A large number of different forecasting models were evaluated, and their results showed that a combination of two models was the optimal path. Traditional time series models and machine learning approaches performed best for the forecasting of sales figures for different car models. Data patterns from the past form the basis of time series models, as patterns are found in historical data and then used to predict future patterns. The time series model performed significantly better when macroeconomic factors were taken into account (Fig. 3).

Fig. 3
A chart depicts the time series model as a prediction based on patterns and the machine learning model as a complex data correlation.

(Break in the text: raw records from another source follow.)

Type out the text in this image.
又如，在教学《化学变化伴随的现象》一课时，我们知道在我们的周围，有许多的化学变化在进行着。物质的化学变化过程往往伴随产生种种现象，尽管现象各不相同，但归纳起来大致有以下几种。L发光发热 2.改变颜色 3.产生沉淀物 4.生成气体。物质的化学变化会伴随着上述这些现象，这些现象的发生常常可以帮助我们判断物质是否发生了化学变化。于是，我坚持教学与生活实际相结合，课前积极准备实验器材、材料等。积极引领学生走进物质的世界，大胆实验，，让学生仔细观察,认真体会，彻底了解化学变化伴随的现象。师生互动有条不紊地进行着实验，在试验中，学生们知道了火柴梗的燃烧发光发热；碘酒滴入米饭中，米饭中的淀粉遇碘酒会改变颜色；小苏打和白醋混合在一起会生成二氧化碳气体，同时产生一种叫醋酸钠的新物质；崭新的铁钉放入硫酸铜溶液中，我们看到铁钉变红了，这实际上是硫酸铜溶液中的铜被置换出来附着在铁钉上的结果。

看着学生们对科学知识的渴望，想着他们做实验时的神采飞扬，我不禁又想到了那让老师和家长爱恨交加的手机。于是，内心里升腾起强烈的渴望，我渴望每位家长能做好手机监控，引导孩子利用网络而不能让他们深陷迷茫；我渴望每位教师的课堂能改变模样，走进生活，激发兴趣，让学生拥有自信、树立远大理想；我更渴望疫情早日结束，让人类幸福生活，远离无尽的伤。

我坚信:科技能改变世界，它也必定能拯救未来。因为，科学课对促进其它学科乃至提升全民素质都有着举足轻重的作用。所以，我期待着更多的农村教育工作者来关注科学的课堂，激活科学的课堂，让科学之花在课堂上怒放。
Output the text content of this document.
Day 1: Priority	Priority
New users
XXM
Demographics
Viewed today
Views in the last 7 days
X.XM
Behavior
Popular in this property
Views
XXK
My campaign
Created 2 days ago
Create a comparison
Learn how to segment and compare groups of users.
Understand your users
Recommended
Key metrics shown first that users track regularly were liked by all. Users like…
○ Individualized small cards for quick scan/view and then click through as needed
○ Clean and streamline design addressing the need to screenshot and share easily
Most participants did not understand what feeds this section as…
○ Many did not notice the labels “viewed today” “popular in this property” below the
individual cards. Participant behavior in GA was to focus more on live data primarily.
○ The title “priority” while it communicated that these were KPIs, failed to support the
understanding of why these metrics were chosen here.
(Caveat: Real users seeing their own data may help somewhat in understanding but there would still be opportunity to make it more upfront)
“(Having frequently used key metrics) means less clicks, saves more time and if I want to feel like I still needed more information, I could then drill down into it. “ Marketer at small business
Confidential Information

Two possible approaches for modeling digital forecasts within sales

Machine learning models were developed within complex mathematics during the 1990s. The algorithm focuses on complex data coherences and searches for the strongest similarities within the group. These are then used as classification rules, varied slightly using an iterative procedure, and tested using the elements within the group. A rule’s quality is represented by a score, which is higher if multiple group elements verify the rule. To avoid false classifications, rules must be unusable for other groups. Rules rated with the highest scores should be run with test numbers.

Both methods were used separately to predict weekly sales and weekly sales structures. The forecast itself was generated using a weighted combination of separately calculated results.

A simple user interface for end users shows the major and most important information for an analysis of the projections and ensures transparency of the current and estimated sales situation. In this context, dashboards were implemented in order to show automatically generated overviews daily, a flexible breakdown according to different steering variables (e.g., sales regions), an interactive input, and flexible sales simulations.

The intuitive handling and the option to simulate the consequences of any additional adjustment resulted in high acceptance for the model.

4 Conclusion

The previously outlined application examples, as well as further projects by Horváth & Partners, underline the practicality of new algorithm forecasts. They meet demands that manually calculated forecasts cannot meet. The quality of their results is significantly higher (better, faster, and more precise). For the optimization of sales management, it is usually sufficient to base projections on the data yielded by well-curated CRM and ERP systems.

Furthermore, it is possible to expand and detail the forecast horizon with additional data from internal and external sources, thereby improving sales and operations planning processes as a whole.

Naturally, each and every company has specific requirements that must be considered during the implementation and introduction of digital forecasts. Nonetheless, experience proves that many companies within retail and the consumer goods industry would benefit immensely from the outlined approaches.